The Doctors: Teen Plastic Surgery
The numbers may shock you, but they don’t lie; in 2008, nearly 300,000 teens underwent elective plastic surgeries. Thanks in part to pressure from peers and the media, even children as young as five are looking to alter their appearance. Overall, the number of plastic surgery patients under the age of nineteen has risen twenty-five percent in the last five years.
Prominent O.C. plastic surgeon Dr Michael Niccole recently made headlines when he performed breast augmentation on his own daughter, Brittani. Dr. Niccole, Brittani, and his other daughter Charm joined the Doctors to discuss some of the controversy that has swirled around their family. How and why did Dr Niccole perform surgery on his own daughter? The Doctors found out.

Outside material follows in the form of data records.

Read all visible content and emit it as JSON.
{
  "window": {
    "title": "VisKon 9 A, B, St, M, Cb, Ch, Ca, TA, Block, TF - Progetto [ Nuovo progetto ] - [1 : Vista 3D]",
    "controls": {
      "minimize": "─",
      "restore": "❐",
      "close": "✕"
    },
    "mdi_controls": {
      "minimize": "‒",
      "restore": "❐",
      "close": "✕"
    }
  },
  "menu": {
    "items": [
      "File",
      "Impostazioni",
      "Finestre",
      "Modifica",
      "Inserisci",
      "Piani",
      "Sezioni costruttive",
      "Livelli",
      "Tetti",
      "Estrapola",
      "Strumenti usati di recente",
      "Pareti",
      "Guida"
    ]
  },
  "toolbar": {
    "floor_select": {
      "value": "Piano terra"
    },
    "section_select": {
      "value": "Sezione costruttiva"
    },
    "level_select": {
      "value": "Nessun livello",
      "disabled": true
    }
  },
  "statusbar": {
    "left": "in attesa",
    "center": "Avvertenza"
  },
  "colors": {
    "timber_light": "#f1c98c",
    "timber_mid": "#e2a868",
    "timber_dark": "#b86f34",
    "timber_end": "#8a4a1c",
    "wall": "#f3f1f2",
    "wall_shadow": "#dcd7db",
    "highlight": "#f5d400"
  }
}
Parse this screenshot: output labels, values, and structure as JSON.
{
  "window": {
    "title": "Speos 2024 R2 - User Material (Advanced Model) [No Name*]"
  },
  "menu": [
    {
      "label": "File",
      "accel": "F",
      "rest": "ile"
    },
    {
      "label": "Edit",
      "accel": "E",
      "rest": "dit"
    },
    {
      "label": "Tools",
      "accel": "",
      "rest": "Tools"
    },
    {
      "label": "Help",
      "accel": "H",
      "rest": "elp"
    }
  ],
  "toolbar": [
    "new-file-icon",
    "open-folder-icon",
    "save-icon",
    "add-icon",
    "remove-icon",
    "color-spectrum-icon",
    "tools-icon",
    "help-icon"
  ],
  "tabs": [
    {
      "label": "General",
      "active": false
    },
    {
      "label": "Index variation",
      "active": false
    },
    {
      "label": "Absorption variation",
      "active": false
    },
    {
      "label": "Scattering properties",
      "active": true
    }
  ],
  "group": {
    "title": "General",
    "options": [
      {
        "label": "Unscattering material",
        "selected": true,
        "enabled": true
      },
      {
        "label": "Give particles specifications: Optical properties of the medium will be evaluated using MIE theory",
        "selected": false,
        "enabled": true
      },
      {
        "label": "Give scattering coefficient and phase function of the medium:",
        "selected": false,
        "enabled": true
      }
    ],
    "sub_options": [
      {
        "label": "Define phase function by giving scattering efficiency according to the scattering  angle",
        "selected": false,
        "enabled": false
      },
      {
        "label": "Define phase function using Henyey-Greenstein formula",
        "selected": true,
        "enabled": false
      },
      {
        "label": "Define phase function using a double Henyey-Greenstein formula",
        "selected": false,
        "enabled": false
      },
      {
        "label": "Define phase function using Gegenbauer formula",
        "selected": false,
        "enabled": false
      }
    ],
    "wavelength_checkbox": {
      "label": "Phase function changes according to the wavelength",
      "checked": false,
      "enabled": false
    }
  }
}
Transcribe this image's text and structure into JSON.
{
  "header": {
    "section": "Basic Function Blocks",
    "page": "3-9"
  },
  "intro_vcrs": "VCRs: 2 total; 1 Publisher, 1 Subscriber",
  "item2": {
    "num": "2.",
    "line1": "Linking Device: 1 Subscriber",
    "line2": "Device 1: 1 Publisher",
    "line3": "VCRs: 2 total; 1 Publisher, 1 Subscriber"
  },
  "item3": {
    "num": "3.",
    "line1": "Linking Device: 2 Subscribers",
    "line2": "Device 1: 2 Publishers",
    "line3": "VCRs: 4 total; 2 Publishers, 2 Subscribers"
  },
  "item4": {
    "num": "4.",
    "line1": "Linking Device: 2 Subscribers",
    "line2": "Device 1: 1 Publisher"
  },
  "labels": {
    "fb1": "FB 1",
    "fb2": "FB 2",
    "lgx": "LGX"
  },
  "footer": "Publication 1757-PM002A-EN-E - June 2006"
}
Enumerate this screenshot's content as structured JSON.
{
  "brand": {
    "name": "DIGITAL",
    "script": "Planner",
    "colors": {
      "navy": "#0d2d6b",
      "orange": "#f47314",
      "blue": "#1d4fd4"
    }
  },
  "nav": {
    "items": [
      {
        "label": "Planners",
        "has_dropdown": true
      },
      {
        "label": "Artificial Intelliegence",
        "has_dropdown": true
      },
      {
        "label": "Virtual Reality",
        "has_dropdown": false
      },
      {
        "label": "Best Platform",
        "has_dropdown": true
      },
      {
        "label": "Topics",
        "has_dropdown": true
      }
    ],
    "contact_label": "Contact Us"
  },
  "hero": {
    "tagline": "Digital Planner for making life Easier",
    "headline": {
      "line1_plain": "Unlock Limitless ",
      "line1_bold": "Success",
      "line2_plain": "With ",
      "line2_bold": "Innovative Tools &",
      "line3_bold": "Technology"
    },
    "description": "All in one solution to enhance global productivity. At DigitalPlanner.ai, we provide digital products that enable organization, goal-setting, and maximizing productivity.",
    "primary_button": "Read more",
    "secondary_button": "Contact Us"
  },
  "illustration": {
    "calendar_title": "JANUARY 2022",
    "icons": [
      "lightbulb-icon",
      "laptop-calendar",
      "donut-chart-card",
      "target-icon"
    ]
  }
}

The Doctors: Father-Daughter Plastic Surgery Controversy
Dr Niccole described his daughter much like he would describe any patient; he explained that Brittani’s chest was asymmetrical and flat, and she wanted them changed. He said that, since he’s been in practice for thirty years, who better to take care of his daughter than himself?
Dr Ordon has also operated on his own family members, and he said that it’s definitely possible to separate the person from the procedure. Dr Masterson and Dr Sears have also had close friends or family as patients. It makes them feel more comfortable knowing that their loved one is in the very best of hands.
However, the real question is, should we be encouraging any sort of elective procedure in young people? Brittani was eighteen at the time of her surgery, therefore, she was an adult. She would have made the choice anyway, and she made it clear that she faced zero pressure from her father. Dr Niccole said that he has many teenagers and young adults coming into his office looking for “preventative measures.”
“Is it right that it has become so doggone important to look perfect?” Dr Stork asked. Whether or not you agree with Brittani’s decision, teens and plastic surgery is a topic that is sure to come up again and again.